Setup SolusVM with Let’s Encrypt

I first tried to use the svmstack-letsencrypt package like people mentioned in the forums and online, but it just wouldn’t work for me.  After some checking around there’s a acme.sh script that I saw other people using.  

I even contacted support and to quote them, the letsencrypt script isn’t for everyone and they also suggested that I use acme.sh, so these are the steps which i did to install a multi-domain certificate on our SolusVM master server. 

You can follow the steps in the ACME Deploy SolusVM instructions, but if you’re running CentOS 7.x like me then some of your steps will be a little different.

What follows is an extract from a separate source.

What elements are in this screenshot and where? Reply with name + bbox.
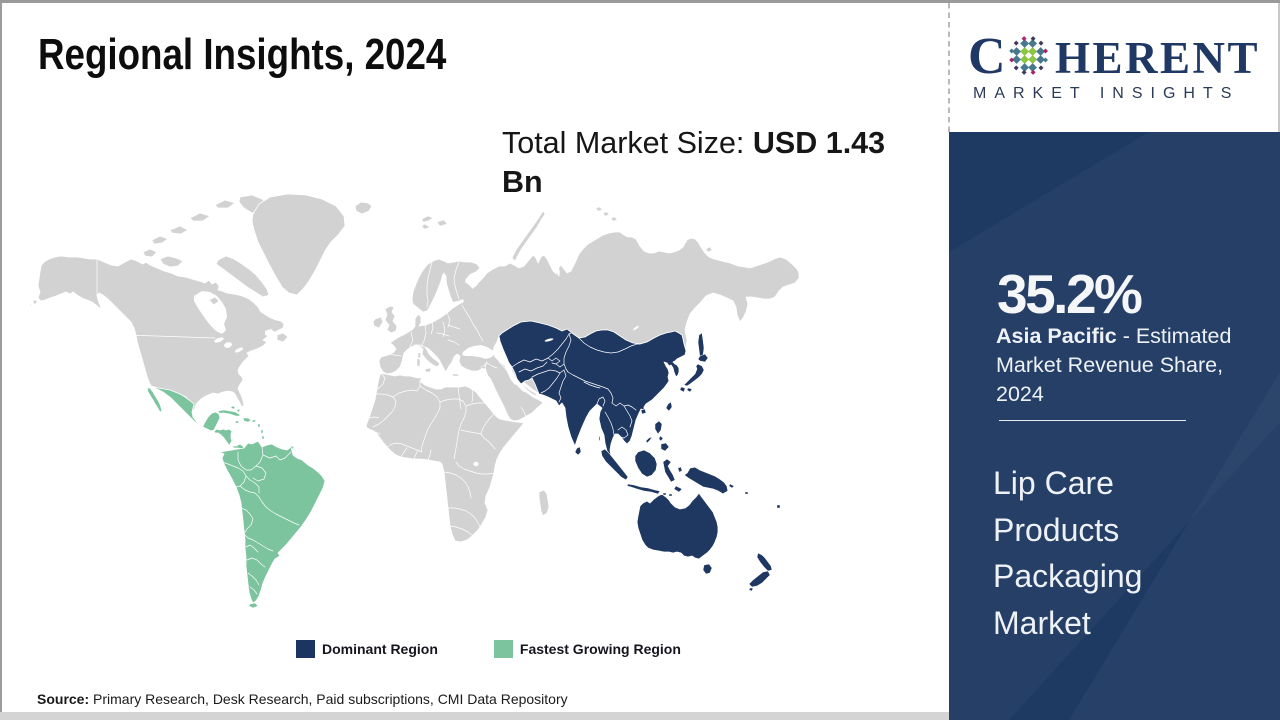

First download and install the script

$ curl https://get.acme.sh | sh

Now this installs the script in an .acme.sh/acme.sh on your user account and adds an alias.  After it’s complete you’ll want to logout and log back in so it recognizes the updated shell path. 

Next make sure this folder is available, if not you may need to upgrade your whole installation so that directory is present and Nginx has the configuration to pass ACME requests to the right directory.

$ ls -la /usr/local/solusvm/www/.verification

If you’re good, next we’ll get the certificate.  I’ve got multiple domains we use for different URLs to the master,

$ acme.sh --issue -d cloudadm1.example.com -d cloudadm.example.net -w /usr/local/solusvm/www/.verification

After that you need to install the certificate.

$ acme.sh --installcert -d cloudadm1.example.com -d cloudadm.example.net --keypath /usr/local/svmstack/nginx/ssl/ssl.key --fullchainpath /usr/local/svmstack/nginx/ssl/ssl.crt --reloadcmd "systemctl restart svmstack-nginx; cd /usr/local/svmstack/nginx/ssl && cat ssl.key ssl.crt > ssl.pem"

After doing those steps I can browse each of the URLs on the SolusVM master and see that it’s now using Let’s Encrypt certificate.

This certificate will automatically renew with Let’s Encrypt, however you’ll need a cron to update. This is what I’ve got

0 0 * * * "/root/.acme.sh"/acme.sh --cron --home "/root/.acme.sh" > /dev/null

I’ll let you know if this works after 90 days when the certificate expires and a new one needs to get install on the master.